Бывая на Кирочной, я заметил, что портреты в резной черной раме на круглом столе у окна менялись сообразно с тем, кто был в те дни «героем сезона», о ком говорил Петербург.

Все чаще и чаще приходилось слышать о баронессе Икскуль, о ее энергии, деловитости, умении руководить большим делом, попавшим в ее руки. Она, между прочим, была почетным попечителем и чуть ли не основателем Кауфманской общины сестер милосердия, где все было насыщено ее инициативой, волей, умом. Дело там шло превосходно. Дисциплина была железная, и сестры общины, такие выдержанные, бесстрастные, преданные долгу, в накрахмаленных белых повязках‑кокошниках, воротничках и нарукавничках, были послушными исполнительницами указаний своей энергичной, не хотевшей стариться попечительницы.

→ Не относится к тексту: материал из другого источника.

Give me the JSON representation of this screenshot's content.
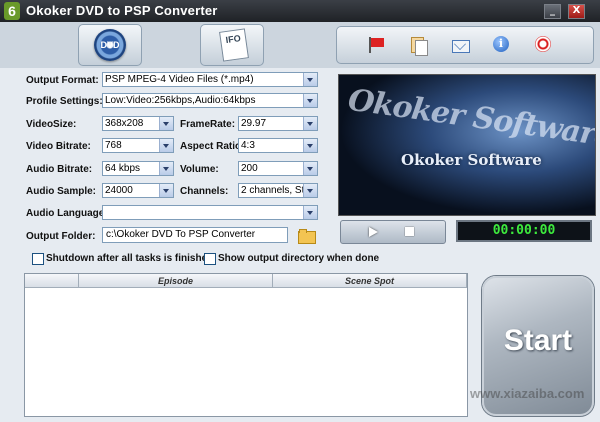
{
  "window": {
    "title": "Okoker DVD to PSP Converter",
    "icon_glyph": "6",
    "minimize": "_",
    "close": "X"
  },
  "source_tabs": {
    "dvd_label": "DVD",
    "ifo_label": "IFO"
  },
  "settings": {
    "output_format": {
      "label": "Output Format:",
      "value": "PSP MPEG-4 Video Files (*.mp4)"
    },
    "profile": {
      "label": "Profile Settings:",
      "value": "Low:Video:256kbps,Audio:64kbps"
    },
    "video_size": {
      "label": "VideoSize:",
      "value": "368x208"
    },
    "frame_rate": {
      "label": "FrameRate:",
      "value": "29.97"
    },
    "video_bitrate": {
      "label": "Video Bitrate:",
      "value": "768"
    },
    "aspect_ratio": {
      "label": "Aspect Ratio:",
      "value": "4:3"
    },
    "audio_bitrate": {
      "label": "Audio Bitrate:",
      "value": "64 kbps"
    },
    "volume": {
      "label": "Volume:",
      "value": "200"
    },
    "audio_sample": {
      "label": "Audio Sample:",
      "value": "24000"
    },
    "channels": {
      "label": "Channels:",
      "value": "2 channels, St"
    },
    "audio_language": {
      "label": "Audio Language:",
      "value": ""
    },
    "output_folder": {
      "label": "Output Folder:",
      "value": "c:\\Okoker DVD To PSP Converter"
    }
  },
  "preview": {
    "logo_art": "Okoker Software",
    "logo_text": "Okoker Software"
  },
  "player": {
    "timer": "00:00:00"
  },
  "options": {
    "shutdown": "Shutdown after all tasks is finished",
    "show_dir": "Show output directory when done"
  },
  "tasklist": {
    "col_episode": "Episode",
    "col_scene": "Scene Spot"
  },
  "start": {
    "label": "Start"
  },
  "watermark": "www.xiazaiba.com"
}
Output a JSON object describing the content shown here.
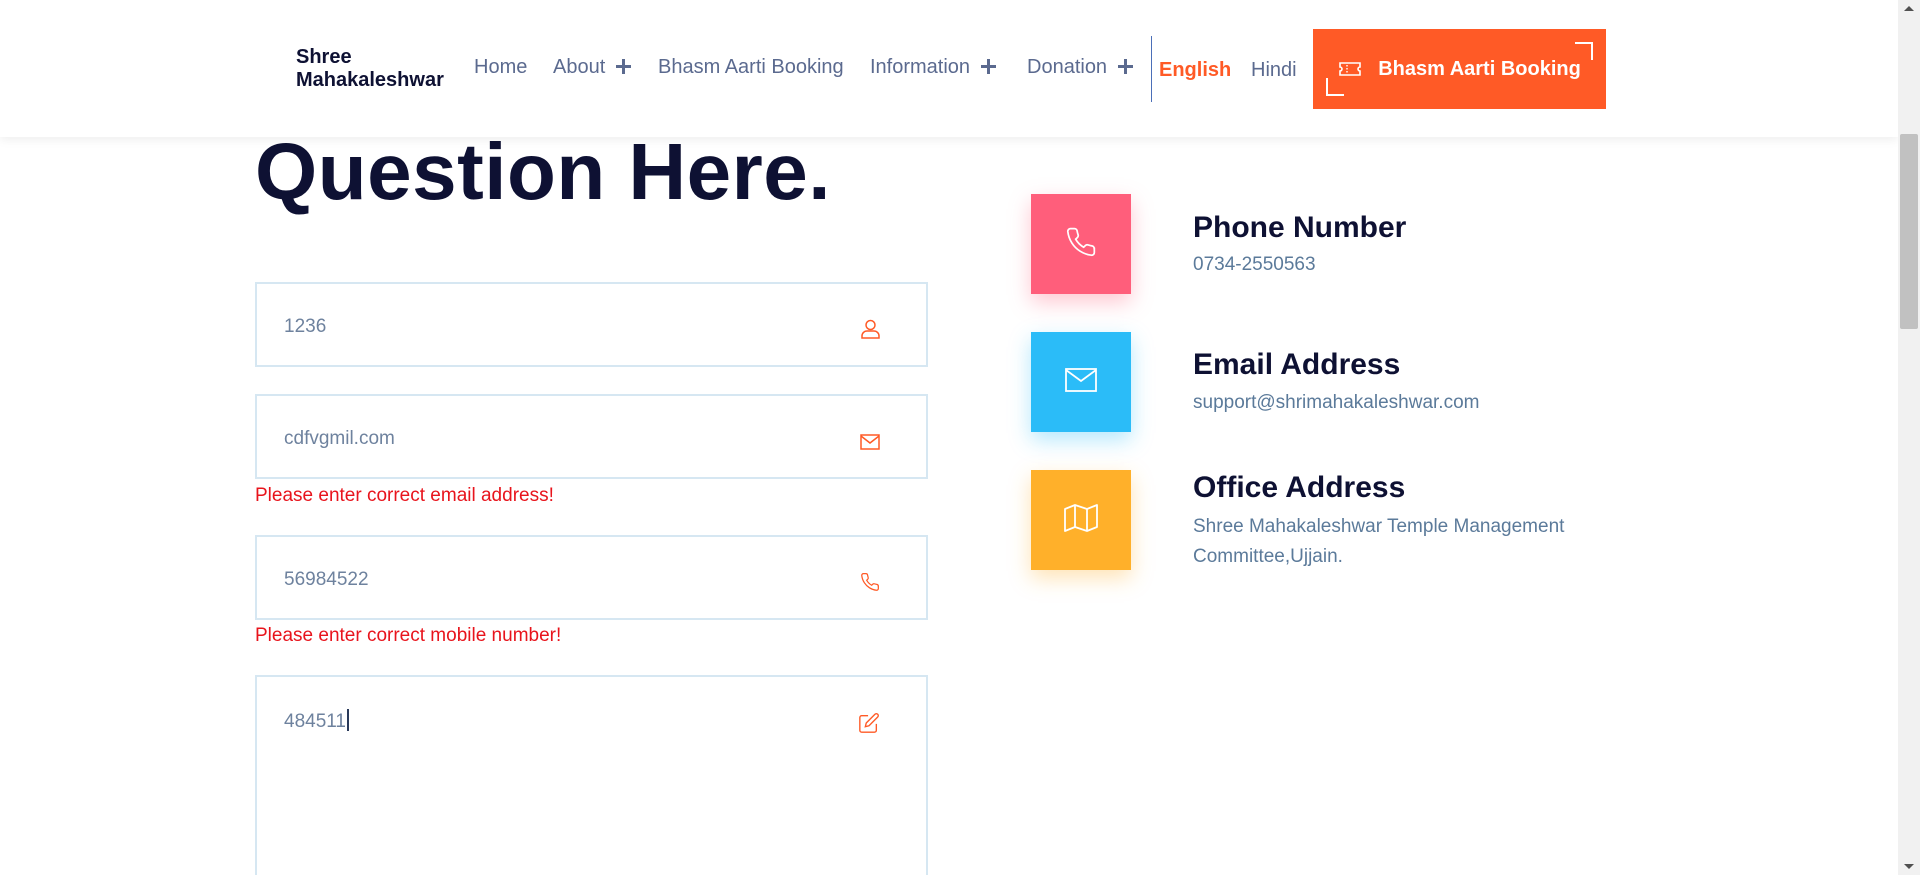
{
  "header": {
    "logo": "Shree\nMahakaleshwar",
    "logo_line1": "Shree",
    "logo_line2": "Mahakaleshwar",
    "nav": [
      {
        "label": "Home",
        "has_plus": false
      },
      {
        "label": "About",
        "has_plus": true
      },
      {
        "label": "Bhasm Aarti Booking",
        "has_plus": false
      },
      {
        "label": "Information",
        "has_plus": true
      },
      {
        "label": "Donation",
        "has_plus": true
      }
    ],
    "lang_english": "English",
    "lang_hindi": "Hindi",
    "cta_label": "Bhasm Aarti Booking",
    "accent_color": "#ff5a26"
  },
  "form": {
    "heading": "Question Here.",
    "name_value": "1236",
    "email_value": "cdfvgmil.com",
    "email_error": "Please enter correct email address!",
    "phone_value": "56984522",
    "phone_error": "Please enter correct mobile number!",
    "message_value": "484511",
    "icons": [
      "user-icon",
      "envelope-icon",
      "phone-icon",
      "edit-icon"
    ]
  },
  "contact": [
    {
      "title": "Phone Number",
      "text": "0734-2550563",
      "color": "#ff5e7b",
      "icon": "phone-icon"
    },
    {
      "title": "Email Address",
      "text": "support@shrimahakaleshwar.com",
      "color": "#2bbcf8",
      "icon": "envelope-icon"
    },
    {
      "title": "Office Address",
      "text_line1": "Shree Mahakaleshwar Temple Management",
      "text_line2": "Committee,Ujjain.",
      "color": "#ffb02a",
      "icon": "map-icon"
    }
  ]
}
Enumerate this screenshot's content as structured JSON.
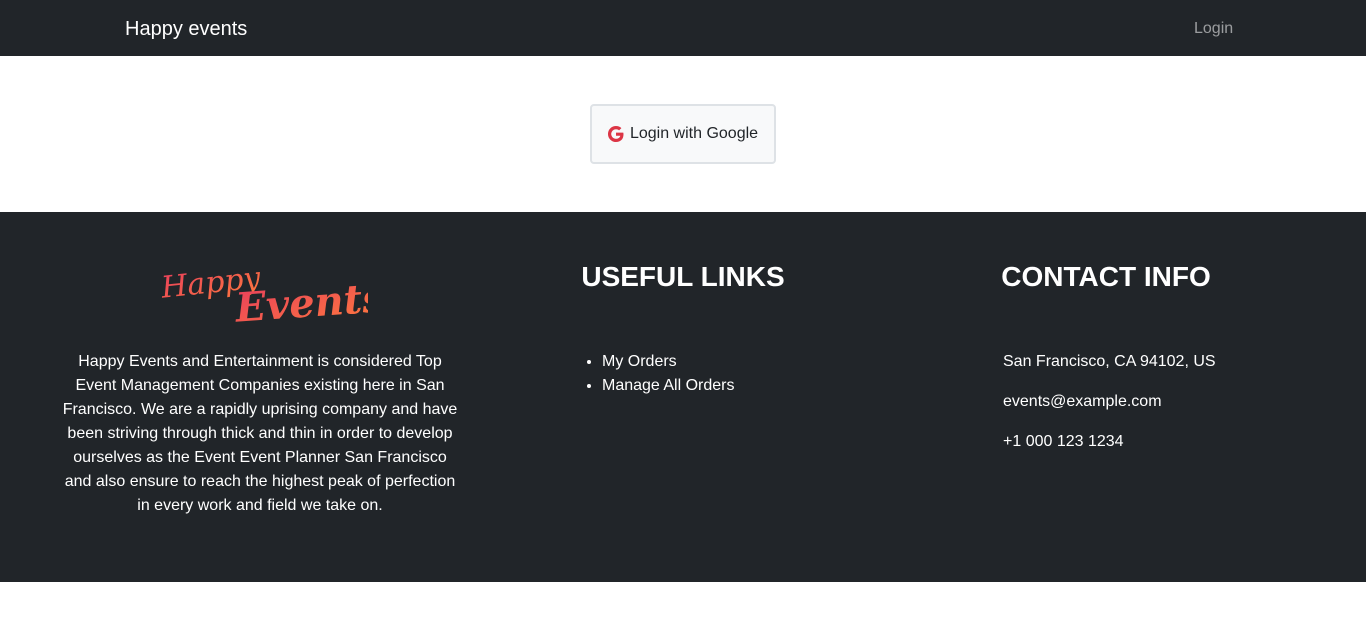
{
  "navbar": {
    "brand": "Happy events",
    "login_link": "Login"
  },
  "login": {
    "google_button_label": "Login with Google",
    "google_icon": "google-icon",
    "google_icon_color": "#dc3545"
  },
  "footer": {
    "logo_text_1": "Happy",
    "logo_text_2": "Events",
    "logo_colors": [
      "#e83e5c",
      "#ff7a3d"
    ],
    "about": "Happy Events and Entertainment is considered Top Event Management Companies existing here in San Francisco. We are a rapidly uprising company and have been striving through thick and thin in order to develop ourselves as the Event Event Planner San Francisco and also ensure to reach the highest peak of perfection in every work and field we take on.",
    "useful_links": {
      "title": "USEFUL LINKS",
      "items": [
        {
          "label": "My Orders"
        },
        {
          "label": "Manage All Orders"
        }
      ]
    },
    "contact": {
      "title": "CONTACT INFO",
      "address": "San Francisco, CA 94102, US",
      "email": "events@example.com",
      "phone": "+1 000 123 1234"
    }
  }
}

Как‑то Варвара Ивановна заехала в Киев к сыну, тогда уже «бывшему» моряку, слабосильному, такому приятному бездельнику Грише. Он был женат на Тарновской, дочери одного из потомков малороссийских гетманов, богатого, своенравного, влюбленного в малороссийскую старину и имевшего у себя в черниговском имении лучшее собрание древностей своего края. В этот приезд в Киев Варвара Ивановна Икскуль посетила мою мастерскую. Она и тогда была все такая же интересная, не желавшая поддаваться влиянию времени пикантная женщина с черными, как вороново крыло, волосами, с неожиданным седым локоном в них, быть может, уже созданием парижского куафера.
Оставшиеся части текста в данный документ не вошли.